Many of my favorite images involve repeatedly returning to a scene to make the image “a little better.” Failed attempts over weeks, months, and years to be in the right place at the right time often pass before I finally see the fleeting combination of perfect light, dramatic weather, and a cooperative subject. Other images in my galleries were meticulously illuminated with strobes, reflectors, gobos, barn doors, and snoots, allowing me to bring out form and texture hidden from natural light. In some instances, rare natural events were combined with a bit of illumination from a well-placed strobe to create a dramatic photo (see Abandoned Car & Fiery Sky). I’ve employed meticulously placed strobes to light up the 650-pound movements of a historic clock, an old sleigh in the dark corner of an abandoned barn, and vintage tractors hidden in ice fog. Tilt and shift lenses are regularly required for architectural photography or to get the hyper depth-of-field in landscape photos.
My interest in photography began in 1974 when my mom purchased a Yashica 35GS camera for me from the Woolco department store in DeKalb, Illinois, a darkroom a few months later, and then a set of Time-Life photography books.
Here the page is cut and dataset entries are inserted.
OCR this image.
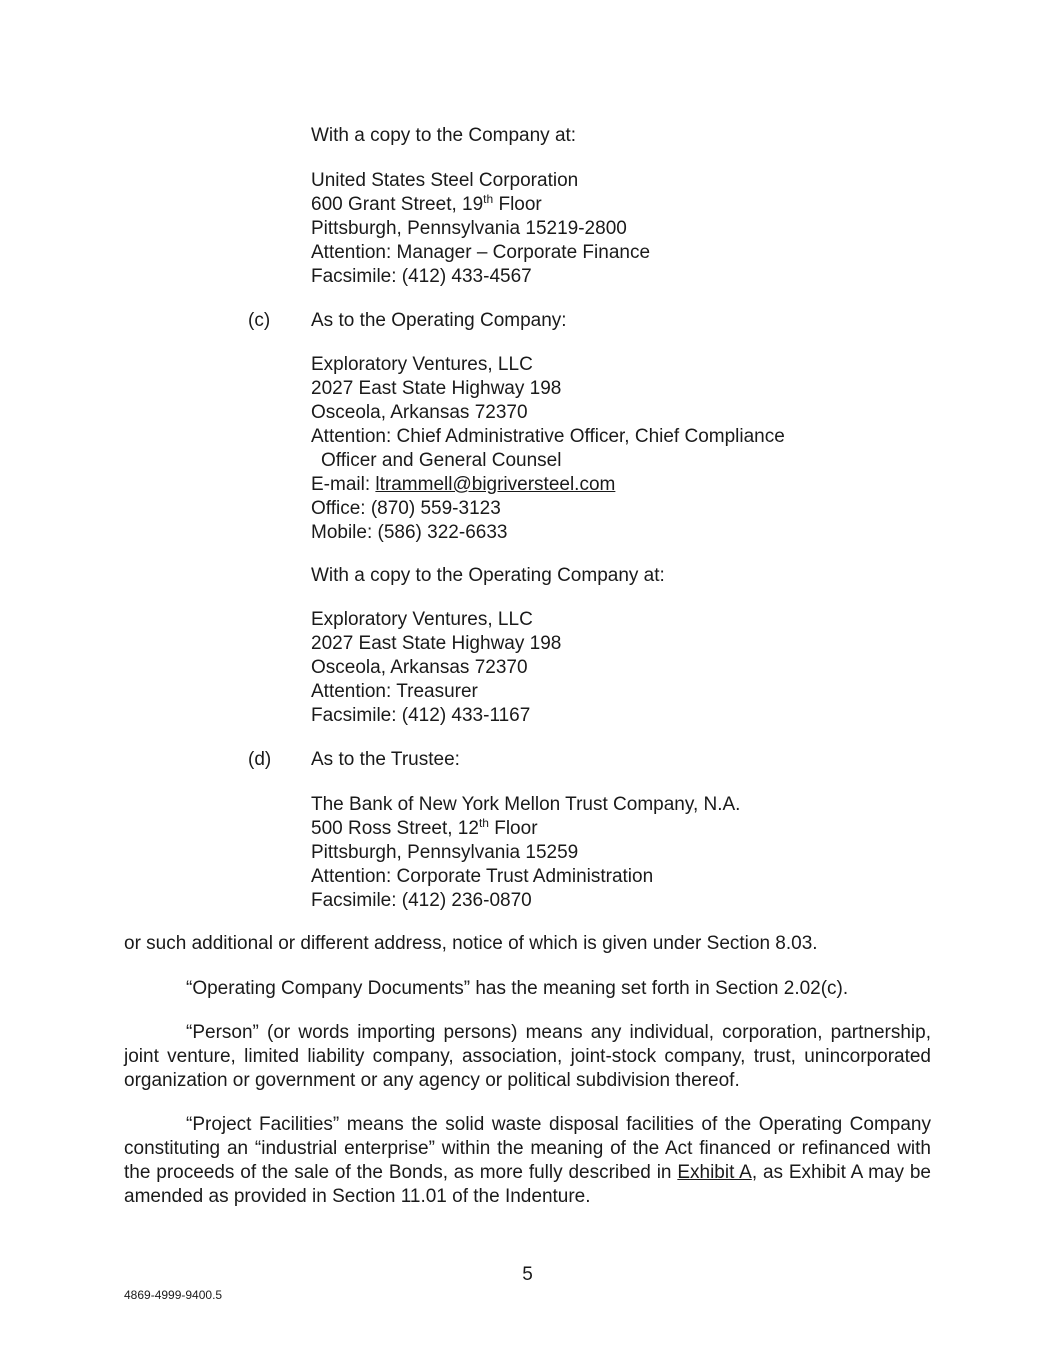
With a copy to the Company at:
United States Steel Corporation
600 Grant Street, 19th Floor
Pittsburgh, Pennsylvania 15219-2800
Attention: Manager – Corporate Finance
Facsimile: (412) 433-4567
(c) As to the Operating Company:
Exploratory Ventures, LLC
2027 East State Highway 198
Osceola, Arkansas 72370
Attention: Chief Administrative Officer, Chief Compliance
Officer and General Counsel
E-mail: ltrammell@bigriversteel.com
Office: (870) 559-3123
Mobile: (586) 322-6633
With a copy to the Operating Company at:
Exploratory Ventures, LLC
2027 East State Highway 198
Osceola, Arkansas 72370
Attention: Treasurer
Facsimile: (412) 433-1167
(d) As to the Trustee:
The Bank of New York Mellon Trust Company, N.A.
500 Ross Street, 12th Floor
Pittsburgh, Pennsylvania 15259
Attention: Corporate Trust Administration
Facsimile: (412) 236-0870
or such additional or different address, notice of which is given under Section 8.03.
“Operating Company Documents” has the meaning set forth in Section 2.02(c).
“Person” (or words importing persons) means any individual, corporation, partnership, joint venture, limited liability company, association, joint-stock company, trust, unincorporated organization or government or any agency or political subdivision thereof.
“Project Facilities” means the solid waste disposal facilities of the Operating Company constituting an “industrial enterprise” within the meaning of the Act financed or refinanced with the proceeds of the sale of the Bonds, as more fully described in Exhibit A, as Exhibit A may be amended as provided in Section 11.01 of the Indenture.
5
4869-4999-9400.5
It would be nice to say something deeply philosophical like “she realized a creative potential in me and wanted to give me an avenue to support it,” but the truth is she just hoped it would keep me out of trouble. When I was 17, I joined the yearbook staff and was voted best high school photographer in the nation by the American Newspaper Publishers Association’s Quill and Scroll organization. My attendance records back then prove that school was not a huge priority of mine, so receiving any academic award was certainly not what anyone would have predicted. Decades and a zillion dollars of equipment later, I still like to take pictures.